そして、『この質問をしたのは自分が初めてか』訊けば良いんだよ」
なるほど、と再三頷きながら、香恋に続きを促した。
「だからってなんで持久戦になるんだ?」
「人数が少なくなった方が考えを絞りやすいでしょ? 一人一人に質問することもできるし。
アナウンスを思い出して。試験官は『会場内』にいるんだよ。つまり試験官は最後まで階段を上らないはずなの」
「……ああ! そういや、そんなこと言ってたな。さすが香恋」
彼方は心から尊敬して褒め称えたのだが、香恋は何故か不満そうに唇を尖らせた。
「では問題です。今までに述べたのは一般的な攻略法で、実は裏技があります。それはなんでしょう?」
「は?」
「制限時間は10秒。……9、8、7、6、5、4、3、2、1、ぶっぶ〜!!」
香恋は楽しそうに笑った。
「ちゃんと自分でも考えなきゃ駄目だよ?答えは、これ」
そう言って、香恋は人差し指をピンと立てた。その先から伸びるオーラは『試験官は念能力者』と文字を象っていた。香恋は、こんなに画数の多い複雑な文字でもオーラで描けるようになっていた。
「ああ、そうか。たしかに一瞬で見つけられるな」
「うん。じゃあ早速探してみてね」
香恋は他人事のように言った。
彼方は、未だに念の修行をつけてもらっているみたいだ、と思った。
「よし、わかった! 纏をしているのは俺たち以外に二人だ」
「正解! じゃあ早速訊きに行こう」
二人はようやくその場から動いて、近くにいたほうの念能力者の元に行った。。
「貴方は試験官ですか?」
「――そうだよ」
男は、少し渋ってから答えた。
彼方は喜びそうになったが、先ほどの香恋の言葉を思い出して慌てて冷静になる。
香恋はジッと見透かすような目で男を見つめ、尋ねた。
「では、第何期生のハンターで、どんな仕事をしていますか?」
「……ハア、もういいや。違うよ」
男はそれ以上の追及が面倒になったのか、あっさり正体を明かした。
意外な潔さに、彼方は驚いた。
「俺だったら相手の嘘を見破るまで質問を繰り返すからね。そこまでされて守るような嘘じゃないし。君たちも試験官じゃないんだろ?」
「ええ、違いますよ。ね、彼方ちゃん」
「ああ」
彼方にも話を振ったのは『試験官は嘘をつかない』というルールを実行して、相手に信用させるために必要だからだった。

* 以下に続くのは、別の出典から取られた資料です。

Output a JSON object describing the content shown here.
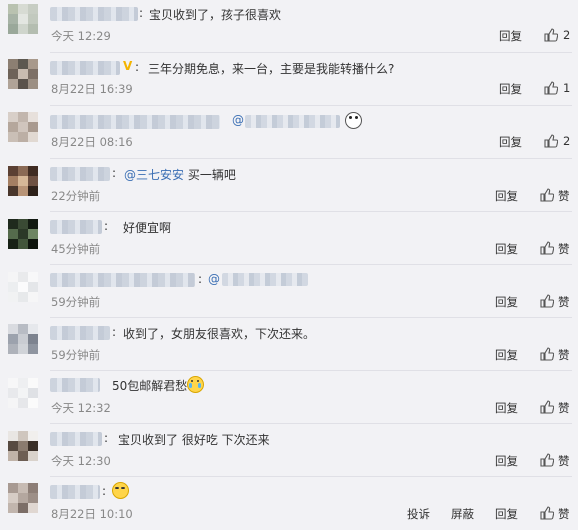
{
  "labels": {
    "reply": "回复",
    "praise": "赞",
    "report": "投诉",
    "block": "屏蔽"
  },
  "comments": [
    {
      "text": "宝贝收到了，孩子很喜欢",
      "time": "今天 12:29",
      "likes": "2"
    },
    {
      "text": "三年分期免息，来一台，主要是我能转播什么?",
      "time": "8月22日 16:39",
      "likes": "1"
    },
    {
      "text": "@",
      "time": "8月22日 08:16",
      "likes": "2"
    },
    {
      "mention": "@三七安安",
      "text": " 买一辆吧",
      "time": "22分钟前"
    },
    {
      "text": "好便宜啊",
      "time": "45分钟前"
    },
    {
      "text": "@",
      "time": "59分钟前"
    },
    {
      "text": "收到了，女朋友很喜欢，下次还来。",
      "time": "59分钟前"
    },
    {
      "text": "50包邮解君愁",
      "time": "今天 12:32"
    },
    {
      "text": "宝贝收到了 很好吃 下次还来",
      "time": "今天 12:30"
    },
    {
      "text": "",
      "time": "8月22日 10:10"
    }
  ]
}
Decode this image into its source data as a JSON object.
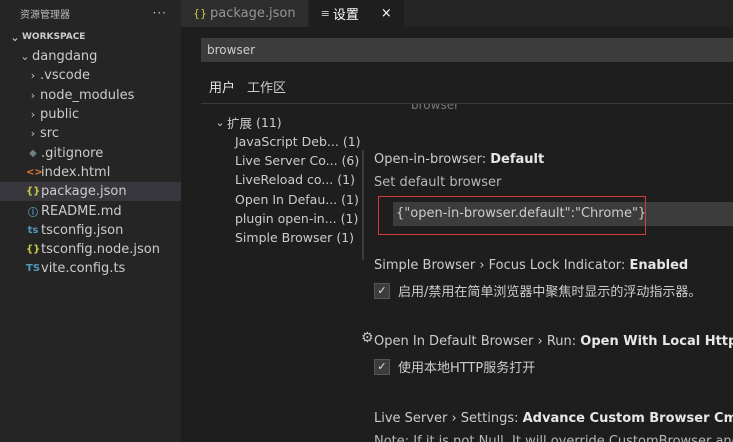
{
  "explorer": {
    "title": "资源管理器",
    "more": "···",
    "workspace_label": "WORKSPACE",
    "tree": [
      {
        "label": "dangdang",
        "indent": 0,
        "chevron": "⌄",
        "icon": "",
        "icon_color": ""
      },
      {
        "label": ".vscode",
        "indent": 1,
        "chevron": "›",
        "icon": "",
        "icon_color": ""
      },
      {
        "label": "node_modules",
        "indent": 1,
        "chevron": "›",
        "icon": "",
        "icon_color": ""
      },
      {
        "label": "public",
        "indent": 1,
        "chevron": "›",
        "icon": "",
        "icon_color": ""
      },
      {
        "label": "src",
        "indent": 1,
        "chevron": "›",
        "icon": "",
        "icon_color": ""
      },
      {
        "label": ".gitignore",
        "indent": 1,
        "chevron": "",
        "icon": "◆",
        "icon_color": "#6d8086"
      },
      {
        "label": "index.html",
        "indent": 1,
        "chevron": "",
        "icon": "<>",
        "icon_color": "#e37933"
      },
      {
        "label": "package.json",
        "indent": 1,
        "chevron": "",
        "icon": "{}",
        "icon_color": "#cbcb41",
        "selected": true
      },
      {
        "label": "README.md",
        "indent": 1,
        "chevron": "",
        "icon": "ⓘ",
        "icon_color": "#519aba"
      },
      {
        "label": "tsconfig.json",
        "indent": 1,
        "chevron": "",
        "icon": "ts",
        "icon_color": "#519aba"
      },
      {
        "label": "tsconfig.node.json",
        "indent": 1,
        "chevron": "",
        "icon": "{}",
        "icon_color": "#cbcb41"
      },
      {
        "label": "vite.config.ts",
        "indent": 1,
        "chevron": "",
        "icon": "TS",
        "icon_color": "#519aba"
      }
    ]
  },
  "tabs": [
    {
      "label": "package.json",
      "icon": "{}",
      "icon_color": "#cbcb41",
      "active": false
    },
    {
      "label": "设置",
      "icon": "≡",
      "icon_color": "#cccccc",
      "active": true,
      "close": "×"
    }
  ],
  "search": {
    "value": "browser"
  },
  "scope": {
    "user": "用户",
    "workspace": "工作区"
  },
  "toc": {
    "group_label": "扩展",
    "group_count": "(11)",
    "entries": [
      {
        "label": "JavaScript Deb...",
        "count": "(1)"
      },
      {
        "label": "Live Server Co...",
        "count": "(6)"
      },
      {
        "label": "LiveReload co...",
        "count": "(1)"
      },
      {
        "label": "Open In Defau...",
        "count": "(1)"
      },
      {
        "label": "plugin open-in...",
        "count": "(1)"
      },
      {
        "label": "Simple Browser",
        "count": "(1)"
      }
    ]
  },
  "settings": {
    "cut_top": "browser",
    "s1": {
      "prefix": "Open-in-browser: ",
      "key": "Default",
      "desc": "Set default browser",
      "value": "{\"open-in-browser.default\":\"Chrome\"}"
    },
    "s2": {
      "prefix": "Simple Browser › Focus Lock Indicator: ",
      "key": "Enabled",
      "check": "✓",
      "text": "启用/禁用在简单浏览器中聚焦时显示的浮动指示器。"
    },
    "s3": {
      "prefix": "Open In Default Browser › Run: ",
      "key": "Open With Local Http",
      "check": "✓",
      "text": "使用本地HTTP服务打开"
    },
    "s4": {
      "prefix": "Live Server › Settings: ",
      "key": "Advance Custom Browser Cmd Line",
      "desc": "Note: If it is not Null, It will override CustomBrowser and ..."
    },
    "gear": "⚙"
  },
  "colors": {
    "highlight": "#d23b3b",
    "selected_row": "#37373d"
  }
}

たとえば、彼方が試験官なら香恋が嘘をつくことは可能だ。
彼方に試験官でないと肯定させることで、試験官でないことの証明になるのだった。
「まあ『使える』奴は試験官と俺たちだけみたいだし、仲良くやろうよ。
俺はシャルナーク。シャルでいいよ」
「香恋は、香恋で、こっちは彼方ちゃんです」
「よろしく」
「……ああ」
差し出された手を握りながら、彼方はどっかで聞いたことある名前だな……と思っていた。
けれど香恋が何も言わないから、気のせいなのかもしれない。
「じゃあ、とりあえず一次試験合格しに行こうか」
結果、彼方は香恋の助言を受けながらだったが、無事に三人は一次試験を突破したのだった。